I have lived a very comfortable life. A loving family, great friends, a positive outlook – and most importantly, I’ve always felt loved. It is this love that has given me security, confidence and optimism when life’s little hiccups happen. And in an eerie way, a small part of me wondered when I would have my moment. The one you hear about on Lifetime movies or from acquaintances experiencing a tragic event. “Will I ever have to go through something like that?” I naively pondered — as if life-changing moments are always reserved for someone else. Someone… far away.

Then came November 3rd, 2010. About three and a half months ago. It seems like a year now, but I can remember it so clearly: The birth of our sweet Kate.

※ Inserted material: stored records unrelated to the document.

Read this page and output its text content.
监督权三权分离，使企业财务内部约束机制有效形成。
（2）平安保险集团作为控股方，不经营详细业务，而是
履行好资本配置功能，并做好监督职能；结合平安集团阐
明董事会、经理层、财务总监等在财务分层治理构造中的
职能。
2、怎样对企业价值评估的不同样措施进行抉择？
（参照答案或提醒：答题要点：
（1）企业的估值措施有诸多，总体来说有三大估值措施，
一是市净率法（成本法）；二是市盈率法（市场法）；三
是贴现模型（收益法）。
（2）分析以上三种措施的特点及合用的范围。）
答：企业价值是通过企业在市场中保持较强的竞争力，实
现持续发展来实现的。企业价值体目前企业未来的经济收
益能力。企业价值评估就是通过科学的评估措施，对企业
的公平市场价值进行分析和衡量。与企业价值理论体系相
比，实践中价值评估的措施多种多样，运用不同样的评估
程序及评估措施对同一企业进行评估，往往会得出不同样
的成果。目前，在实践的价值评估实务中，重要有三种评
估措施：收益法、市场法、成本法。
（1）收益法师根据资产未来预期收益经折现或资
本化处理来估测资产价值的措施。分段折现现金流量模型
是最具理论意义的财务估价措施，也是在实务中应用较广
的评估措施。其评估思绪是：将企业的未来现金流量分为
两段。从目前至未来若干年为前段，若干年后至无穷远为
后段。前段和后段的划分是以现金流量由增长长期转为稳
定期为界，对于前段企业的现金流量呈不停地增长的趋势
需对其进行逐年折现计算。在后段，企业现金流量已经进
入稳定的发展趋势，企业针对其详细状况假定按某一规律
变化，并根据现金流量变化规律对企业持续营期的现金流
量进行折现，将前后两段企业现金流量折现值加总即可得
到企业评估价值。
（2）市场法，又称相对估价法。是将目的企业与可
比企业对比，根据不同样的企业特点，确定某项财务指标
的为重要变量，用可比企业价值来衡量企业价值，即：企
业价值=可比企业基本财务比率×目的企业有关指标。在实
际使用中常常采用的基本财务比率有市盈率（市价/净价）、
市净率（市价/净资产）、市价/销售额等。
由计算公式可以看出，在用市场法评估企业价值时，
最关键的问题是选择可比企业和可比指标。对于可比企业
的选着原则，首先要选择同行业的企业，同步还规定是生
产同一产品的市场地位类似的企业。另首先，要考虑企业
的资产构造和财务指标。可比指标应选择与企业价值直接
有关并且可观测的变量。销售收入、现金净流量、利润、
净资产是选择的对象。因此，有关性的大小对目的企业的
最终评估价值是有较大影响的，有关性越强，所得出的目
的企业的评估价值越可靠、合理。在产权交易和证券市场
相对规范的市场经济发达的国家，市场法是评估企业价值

And for the first time in my life, it happened. The moment. The moment that causes you to not be able to think about tomorrow – because at that moment, it’s too painful to bare.

And though, I’m at peace now — dare I say, even happy — about Kate having Down Syndrome, I’m still trying to find my balance again. Because when you’re knocked that hard, it takes a little wobble, wobble, wobble to get back on track. Call it new-mom-of-special-needs-kiddo, call it post-partum hormone land, call it “whoa, we now have two babies,” call it I-don’t-care-if-I-never-step-foot-in-a-hospital-again, call it working mom syndrome, call it: life. Which sometimes can be uncomfortable. And that’s OK.

Because this is what the discomfort of the past 3 months has made me do: start a blog, connect deeper than ever before with friends and family, be vulnerable, cry to country songs on the radio, cry at American Idol, cry because I spilled my coffee yesterday (what was I saying about post-partum hormone land?), but most importantly: it has made me realize, bigger and better than ever before, who I am and who I want to be. Because if we are always comfortable, then we never have anywhere to grow.

And that is the value of discomfort.

***

I’m sure soon enough, I will softly fall back into that comfortable life routine where my mind is all aflutter with babies and gumdrops and fairy dust — but for now, I’m letting myself sit in a place that makes me better.

  1. Mom

    Author Sarah Young says that difficulties do not signify lack of faith or lack of blessings. They are meant to help you stay on the path God has chosen for you. “And after you have suffered a little while, the God of grace (who imparts all blessing and favor), Who has called you to his (own) eternal glory in Christ Jesus, will himself complete and make you what you ought to be, establish and ground you securely, and strengthen, and settle you.” 1Peter 5:10 AMP My dear daughter, God is doing a great work in you. You, in turn, will be used to bless many others who need their faith renewed. I love you more than you can imagine.